If you woke up to a big plate of chicken fried brains sloshing around in your head this morning, just watch the Botiful robot video. We even put it at the beginning of the writeup this time for those who, like us, are having the kind of day during which they find themselves just staring at fields full of words, hoping meaningful sentences will somehow corral and herd their own asses into the correct cranial hemisphere.
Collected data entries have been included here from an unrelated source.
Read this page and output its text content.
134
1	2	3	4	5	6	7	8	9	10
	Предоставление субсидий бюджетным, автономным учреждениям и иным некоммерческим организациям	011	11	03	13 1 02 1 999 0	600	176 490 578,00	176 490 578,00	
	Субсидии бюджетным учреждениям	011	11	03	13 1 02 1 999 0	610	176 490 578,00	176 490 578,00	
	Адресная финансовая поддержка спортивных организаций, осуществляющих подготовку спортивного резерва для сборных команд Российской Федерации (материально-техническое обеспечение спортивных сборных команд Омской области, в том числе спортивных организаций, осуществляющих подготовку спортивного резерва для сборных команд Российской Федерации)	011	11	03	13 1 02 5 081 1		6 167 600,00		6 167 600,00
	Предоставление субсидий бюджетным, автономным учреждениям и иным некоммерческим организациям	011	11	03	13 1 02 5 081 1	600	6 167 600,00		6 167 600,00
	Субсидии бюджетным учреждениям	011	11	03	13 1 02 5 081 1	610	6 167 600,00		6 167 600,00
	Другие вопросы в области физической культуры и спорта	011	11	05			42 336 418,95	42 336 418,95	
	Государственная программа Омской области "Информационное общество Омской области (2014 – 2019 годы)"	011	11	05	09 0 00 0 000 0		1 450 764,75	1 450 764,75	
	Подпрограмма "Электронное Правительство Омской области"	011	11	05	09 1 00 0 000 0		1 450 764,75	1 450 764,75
But for those of you undisposed to video viewing, here goes: Botiful is a tele-presence robot for Androids--the first of its kind available to consumers--that allows the video chatter not in the room to tool around it and interact with those who are. For example, parents away from their children can make a video call through Skype and then, using the Botiful interface, manipulate the 4-wheeled robot across tables and floors, as well as adjust the angle of the phone in Botiful's cradle, for a fully interactive experience with the tots on the other end. Callers, no longer restricted to the static placement of the camera, can self-adjust their positions, and see exactly what they want to see.
In addition to playing with the kiddies--or using as a highly versatile baby monitor--Botiful also comes in handy during: remote business meetings, job interviews, and conference call; reunions and get-togethers the college buddy who moved to Lichtenstein can't make it to; and efforts to examine or evaluate details you're either away from or cannot easily access. Think house hunting and checking out the underside of a car.
Currently, Botiful is compatible with most Androids on the market (list of tested models here). Those interested in using it for simple interactive communication will probably find Skype to be its easiest application, as the two have been fully integrated. However, anyone with technical know-how who wants to develop his or her own apps, sensors and actuators, and data formats has the option of purchasing a Botiful with a complete SDK--mutually exclusive from Skype--that allows for creating any extension the imagination can conjure.
Obviously if you want to control a Botiful, you have to be video chatting with a person who has one. So in a way, it's a gift you give to yourself by giving to someone else. Huh. That's kind of a nice and borderline profound paradigm. Anyway, to use the system with Skype, robot owners need only insert their phone into the Botiful cradle. This alerts Skype contacts the robot is online with a funky antennaed icon that reads, "I am a robot." Once video chats are connected, the robot controller uses a Botiful interface of arrow buttons or an advanced remote control panel to navigate the interaction. If Botiful apps are installed, these will appear on the user's interface as well. Man, if my grandma knew how to turn on a computer without electrocuting herself, she would flippin' love this shit.
Roboticist engineer and Botiful mastermind, Claire, has spent years developing her tele-presence robot, and is now exploring its appeal and possibilities through Kickstarter. The project runs until August 22, 2012, with a $90,000 funding goal. The $199 pledge is for early birds who want their very own Botiful robot in white; at printing, 120 of these were still available. Once they're gone, pledge price for a unit is $245. At $250, backers also receive SDK access, and at $290, all of the above, plus the opportunity to customize Botiful color combinations (red, white, and blue parts available).